Ten years later and I’m home in the UK and living in London. While the street harassment continues, especially in the summer months, something important has changed - me

I am older now and more experienced and educated when it comes to dealing with ignorant men who think it’s OK to blow kisses, bark or touch me in the street. I am less accepting of the unwanted stares and commentary, certain of my lived experiences and well practised when it comes to reclaiming my space. 

I am the founder of Neighbourhood Skate Club. NSC is a community made up of women and queer skaters brought together by their desire to learn how to skate, while connecting with themselves and each other. I host monthly group skate events and teach 1-2-1 lessons with an approach that focuses on mindfulness, weight shifts and flow - like yoga, but on wheels. 

At Neighbourhood it doesn’t matter how old you are, what you look like, where you’re from, what type of board you skate or how many tricks you can do. It’s about being present in the moment, owning your space and trusting your voice, body and mind. 

I talk openly and honestly about my experiences in an attempt to tackle the normalisation surrounding sexual and street harassment. I want others to know they are not alone and help create a community for those who feel like they do not have a voice. 

For decades skateboarding culture has been considered a very male-dominated world, but I’ve never seen more women riding skateboards than I see today, both online and IRL and this isn’t just a coincidence. Skate culture is notably more inclusive and diverse than it ever has been, with tremendous efforts and initiatives going on all over the globe helping to push the sport and it’s scene  in the right direction. 

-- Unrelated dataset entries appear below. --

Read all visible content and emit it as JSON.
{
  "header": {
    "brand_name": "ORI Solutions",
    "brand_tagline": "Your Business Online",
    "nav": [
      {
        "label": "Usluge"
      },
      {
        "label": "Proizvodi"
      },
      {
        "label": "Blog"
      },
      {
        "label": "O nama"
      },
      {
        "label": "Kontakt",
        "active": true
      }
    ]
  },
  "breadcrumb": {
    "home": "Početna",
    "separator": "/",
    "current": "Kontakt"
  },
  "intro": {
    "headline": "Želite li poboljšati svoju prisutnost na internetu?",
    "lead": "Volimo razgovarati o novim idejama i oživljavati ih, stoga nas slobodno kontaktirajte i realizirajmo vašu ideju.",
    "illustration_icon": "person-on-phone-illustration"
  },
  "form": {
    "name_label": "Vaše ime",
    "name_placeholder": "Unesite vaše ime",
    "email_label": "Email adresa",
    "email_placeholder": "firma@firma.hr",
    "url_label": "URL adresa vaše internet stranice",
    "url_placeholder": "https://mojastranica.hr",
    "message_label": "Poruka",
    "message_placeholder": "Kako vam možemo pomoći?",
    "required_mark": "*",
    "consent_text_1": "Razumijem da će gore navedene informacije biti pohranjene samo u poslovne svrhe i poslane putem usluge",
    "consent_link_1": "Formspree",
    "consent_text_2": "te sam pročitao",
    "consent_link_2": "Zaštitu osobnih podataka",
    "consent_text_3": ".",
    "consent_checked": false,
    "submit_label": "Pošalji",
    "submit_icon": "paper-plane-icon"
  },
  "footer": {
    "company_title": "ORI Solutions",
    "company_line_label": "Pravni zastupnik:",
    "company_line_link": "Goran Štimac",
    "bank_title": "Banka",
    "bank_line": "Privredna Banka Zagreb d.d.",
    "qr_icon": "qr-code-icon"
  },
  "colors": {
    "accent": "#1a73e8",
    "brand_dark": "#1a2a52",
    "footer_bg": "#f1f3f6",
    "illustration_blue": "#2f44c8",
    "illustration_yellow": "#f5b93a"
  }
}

It’s important to recognise however that male dominated cultures and communities are particularly vulnerable to reinforcing masculine stereotypes, which make it even more difficult for women and other marginalised groups to not only excel, but remain safe. Everyone must take responsibility for their own behaviours, educate themselves about privilege, while seeking and accepting feedback from people in underrepresented groups in order to grow. 

My Tattoos 

I only started getting tattooed a little over a year ago, but my tattoo journey has been really refreshing, empowering and liberating thus far. 

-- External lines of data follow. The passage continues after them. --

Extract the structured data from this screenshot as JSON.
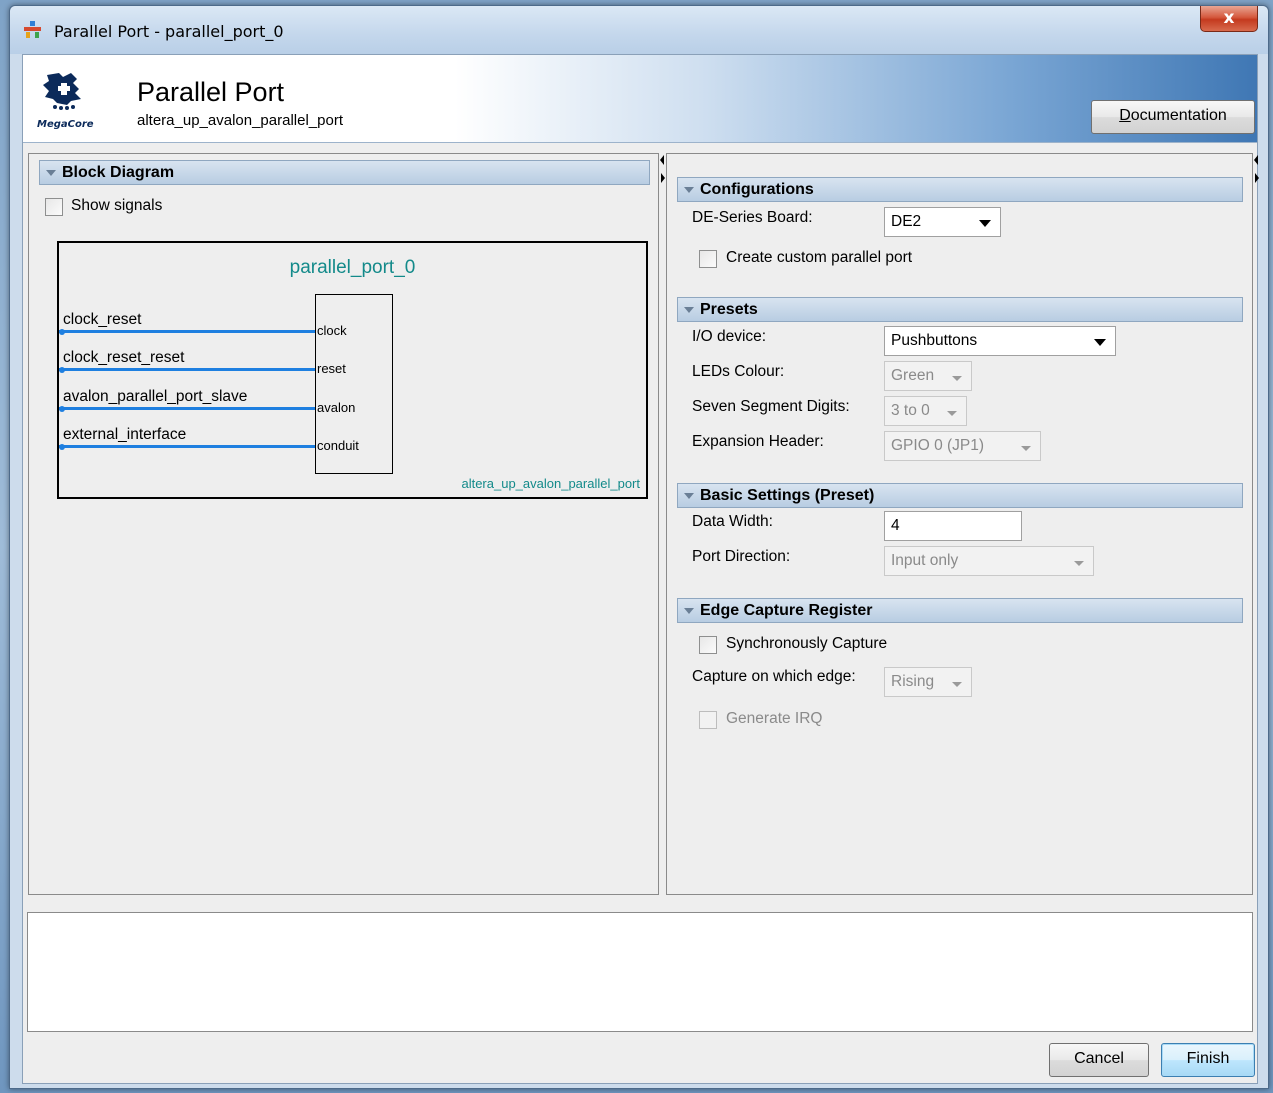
{
  "window": {
    "title": "Parallel Port - parallel_port_0",
    "close_label": "x"
  },
  "header": {
    "title": "Parallel Port",
    "subtitle": "altera_up_avalon_parallel_port",
    "logo_text": "MegaCore",
    "documentation_label_u": "D",
    "documentation_label_rest": "ocumentation"
  },
  "block_diagram": {
    "section_title": "Block Diagram",
    "show_signals_label": "Show signals",
    "component_name": "parallel_port_0",
    "component_type": "altera_up_avalon_parallel_port",
    "interfaces": [
      {
        "name": "clock_reset",
        "pin": "clock"
      },
      {
        "name": "clock_reset_reset",
        "pin": "reset"
      },
      {
        "name": "avalon_parallel_port_slave",
        "pin": "avalon"
      },
      {
        "name": "external_interface",
        "pin": "conduit"
      }
    ],
    "line_color": "#1e7fe0",
    "accent_text_color": "#138a8a"
  },
  "configurations": {
    "section_title": "Configurations",
    "board_label": "DE-Series Board:",
    "board_value": "DE2",
    "custom_label": "Create custom parallel port"
  },
  "presets": {
    "section_title": "Presets",
    "io_label": "I/O device:",
    "io_value": "Pushbuttons",
    "leds_label": "LEDs Colour:",
    "leds_value": "Green",
    "seg_label": "Seven Segment Digits:",
    "seg_value": "3 to 0",
    "exp_label": "Expansion Header:",
    "exp_value": "GPIO 0 (JP1)"
  },
  "basic": {
    "section_title": "Basic Settings (Preset)",
    "width_label": "Data Width:",
    "width_value": "4",
    "dir_label": "Port Direction:",
    "dir_value": "Input only"
  },
  "edge": {
    "section_title": "Edge Capture Register",
    "sync_label": "Synchronously Capture",
    "edge_label": "Capture on which edge:",
    "edge_value": "Rising",
    "irq_label": "Generate IRQ"
  },
  "footer": {
    "cancel_label": "Cancel",
    "finish_label": "Finish"
  }
}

For years I’d stopped myself from getting tattooed, probably because of imposter syndrome and fear of the unknown. I was intimidated by tattoo shops, unsure of the different styles and hyper aware of the permanence of tattoos and my seemingly ever changing tastes.

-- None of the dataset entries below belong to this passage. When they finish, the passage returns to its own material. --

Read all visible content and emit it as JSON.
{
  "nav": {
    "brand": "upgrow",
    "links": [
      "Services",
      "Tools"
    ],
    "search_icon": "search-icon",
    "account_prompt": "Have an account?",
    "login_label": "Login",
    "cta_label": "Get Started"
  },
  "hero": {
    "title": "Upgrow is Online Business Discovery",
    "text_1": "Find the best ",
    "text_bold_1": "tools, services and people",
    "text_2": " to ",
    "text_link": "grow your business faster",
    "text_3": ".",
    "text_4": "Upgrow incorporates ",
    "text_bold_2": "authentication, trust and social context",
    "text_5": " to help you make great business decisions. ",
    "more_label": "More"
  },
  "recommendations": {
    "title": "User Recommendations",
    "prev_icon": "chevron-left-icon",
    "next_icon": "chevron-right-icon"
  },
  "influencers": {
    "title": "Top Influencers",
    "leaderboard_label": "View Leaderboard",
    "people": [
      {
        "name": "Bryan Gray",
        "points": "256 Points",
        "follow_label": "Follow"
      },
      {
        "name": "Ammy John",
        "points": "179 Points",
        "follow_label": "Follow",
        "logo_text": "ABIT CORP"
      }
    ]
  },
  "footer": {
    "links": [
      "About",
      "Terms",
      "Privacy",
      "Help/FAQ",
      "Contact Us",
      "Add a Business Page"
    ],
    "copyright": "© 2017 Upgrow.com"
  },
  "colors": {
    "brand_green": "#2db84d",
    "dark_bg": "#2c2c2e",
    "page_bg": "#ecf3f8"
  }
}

Initially I was under the impression that all tattoos should have meaning or stand for something much greater than they are, but as soon as I realised that tattoos didn’t need to have any meaning at all, they suddenly felt so much more accessible to me. It may seem obvious to people who have been getting tattooed for years, but when something is new and you don’t know the culture, it’s easy to overthink and presume otherwise. 

My tattoos are scattered over my arms and legs and mostly traditional in style. My favourites are my ‘Moon Lady’ on my upper right thigh, which was my first tattoo and a fairly big one to get started with. She sits across from my ‘Tiger Lady’ which takes up most of my left thigh. 

In writing this I just realised that all the tattoos on my legs represent women in different forms. I guess even without intending it, my tattoos do represent something greater after all - women.